The Telegraph , Calcutta, June 9 , 2012 : The Council for Indian School Certificate Examinations (CISCE) has decided to review its affiliation policy following an assessment that the requirement for a minimum one-acre campus was preventing new schools from coming up in big cities such as Calcutta.
“There is a need to review our policies relating to the grant of affiliation so that more good ICSE and ISC schools come up,” Gerry Arathoon, the CISCE chief executive and secretary, told The Telegraph.
The council will set up a review committee this month to examine whether it is possible to relax the minimum land requirement for those looking to open ICSE and ISC schools in big cities, where big plots are scarce.
It is also likely to examine whether two nearby schools can share facilities such as playgrounds.
“But we will not lower the minimum (land) requirement to such an extent that it encourages the establishment of substandard schools with inadequate facilities,” a CISCE source said.
The subject was discussed at the two-day annual conference of the Bengal chapter of the Association of Heads of ICSE Schools in Chalsa, Jalpaiguri. The meeting ended today.
“The council has set a target of increasing the number of ICSE and ISC schools from 1,900 to 5,000 in the country over the next five years. But every institution should be of high academic standards,” Arathoon told the conference today.
Calcutta has the most ICSE and ISC schools — around 120 in the city proper — in the country. The demand for good ICSE and ISC schools in Calcutta is still “very high”, council sources said.
“But the unavailability of big plots in the city is one of the major challenges,” a source said.

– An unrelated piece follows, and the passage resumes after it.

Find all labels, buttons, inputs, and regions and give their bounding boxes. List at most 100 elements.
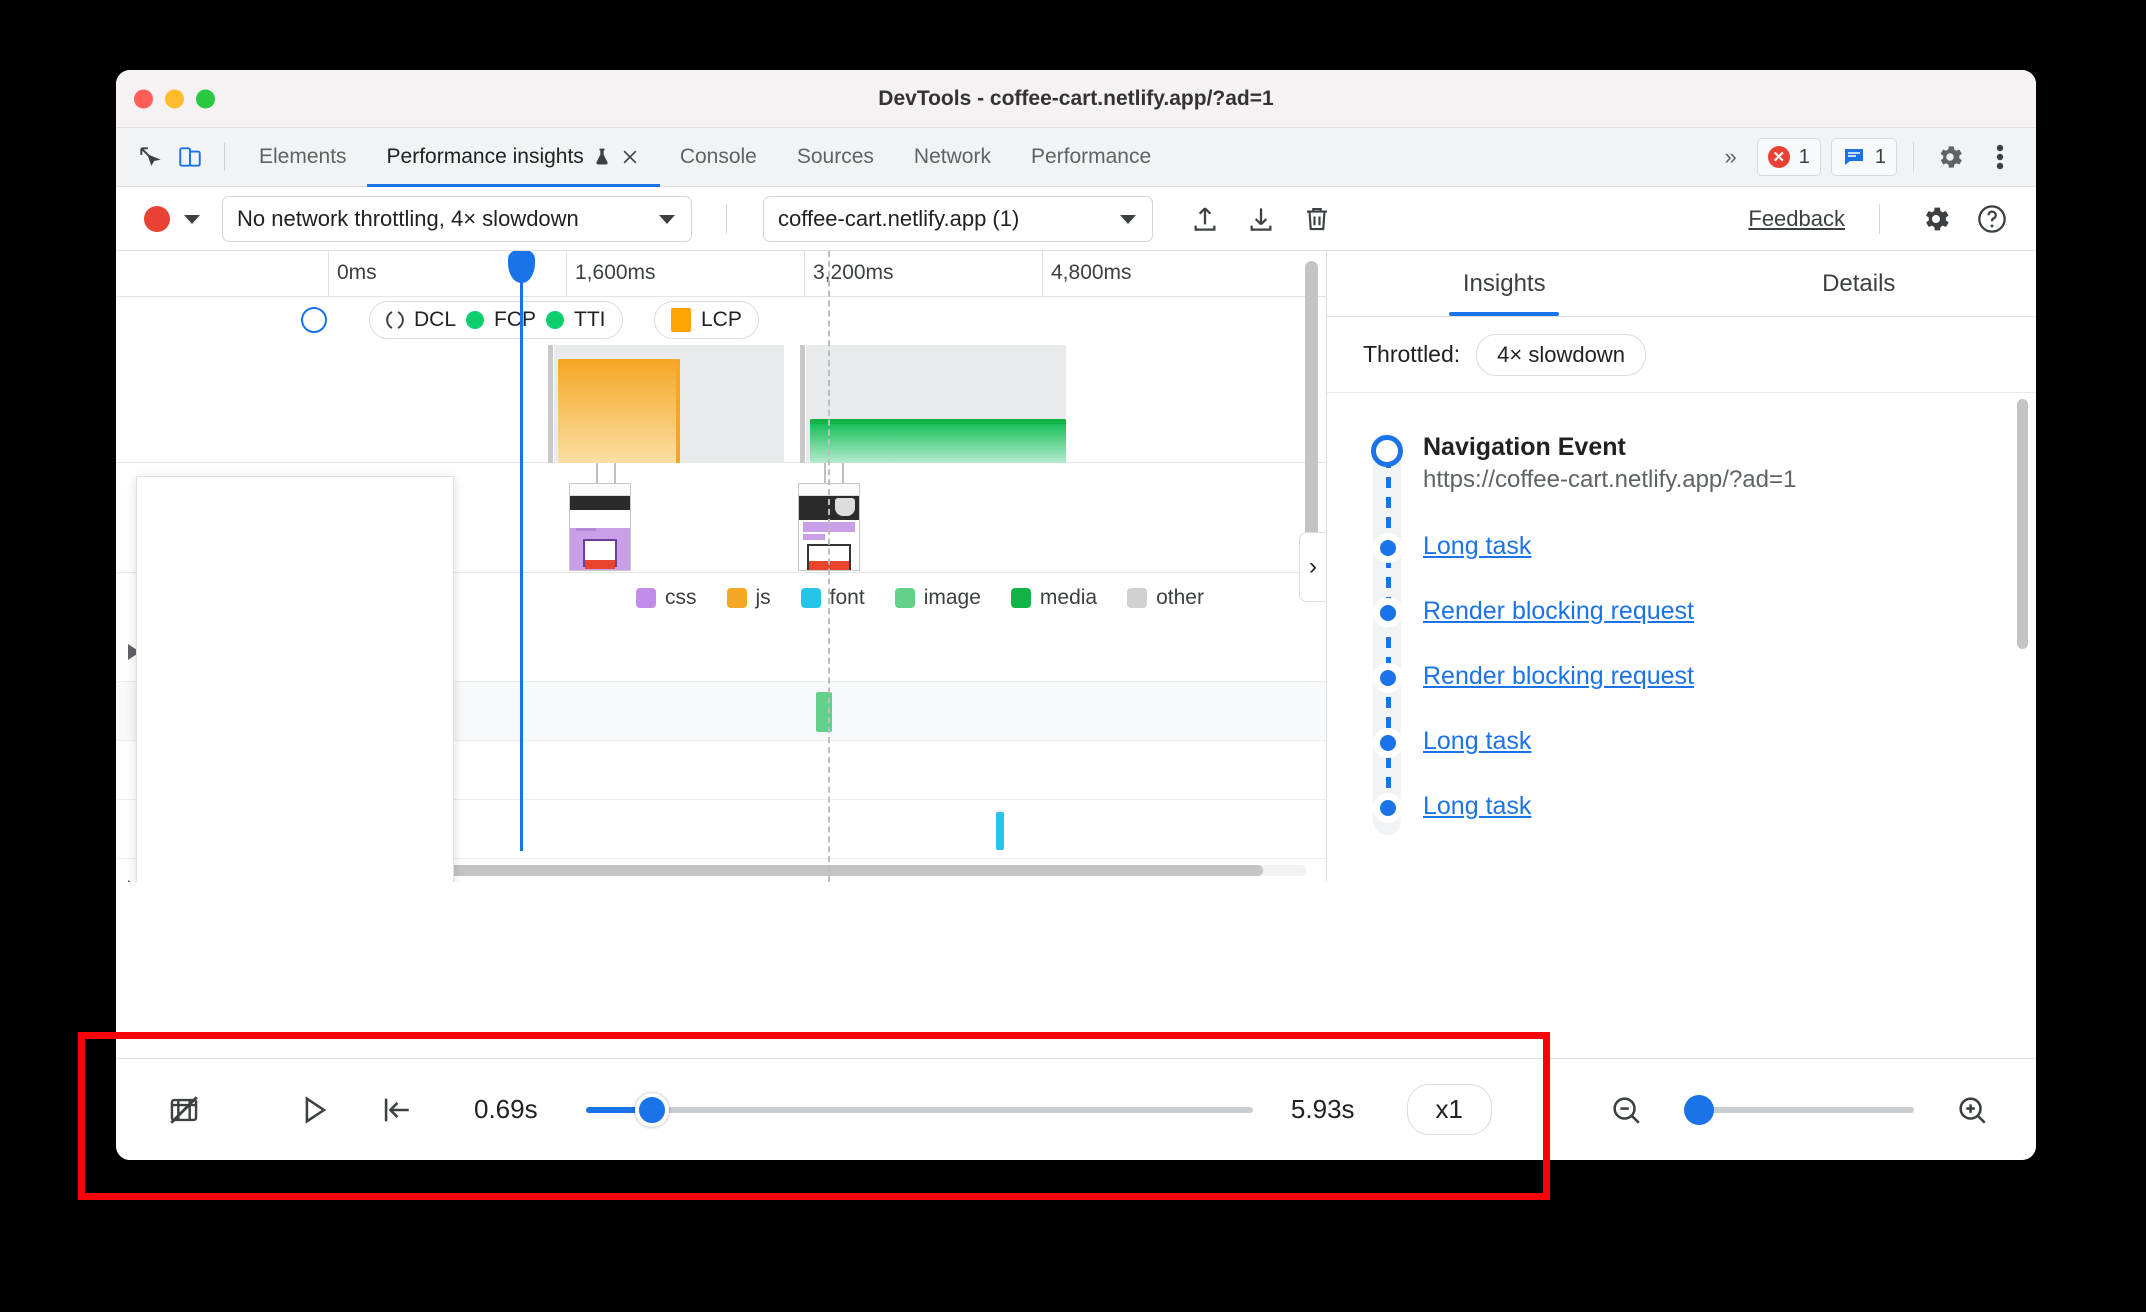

According to the council’s existing rules, a one-acre plot is a must to set up a school that has all three streams at the Plus-2 level. (See chart)
“Since the majority of the existing schools were set up before 2006, nearly 75 per cent of the 300-plus ICSE and ISC schools in Bengal do not fulfil the one-acre campus criterion,” the council source said.
Nabarun Dey, general secretary of the association and principal of Central Modern School in north Calcutta, stressed the need for the council to be “judicious”.
A no-objection certificate (NOC) is a must for setting up an ICSEISC or CBSE school. The affiliation is granted by the respective board only after receiving the state NOC. The government grants the certificate only if the schools comply with the affiliation rules.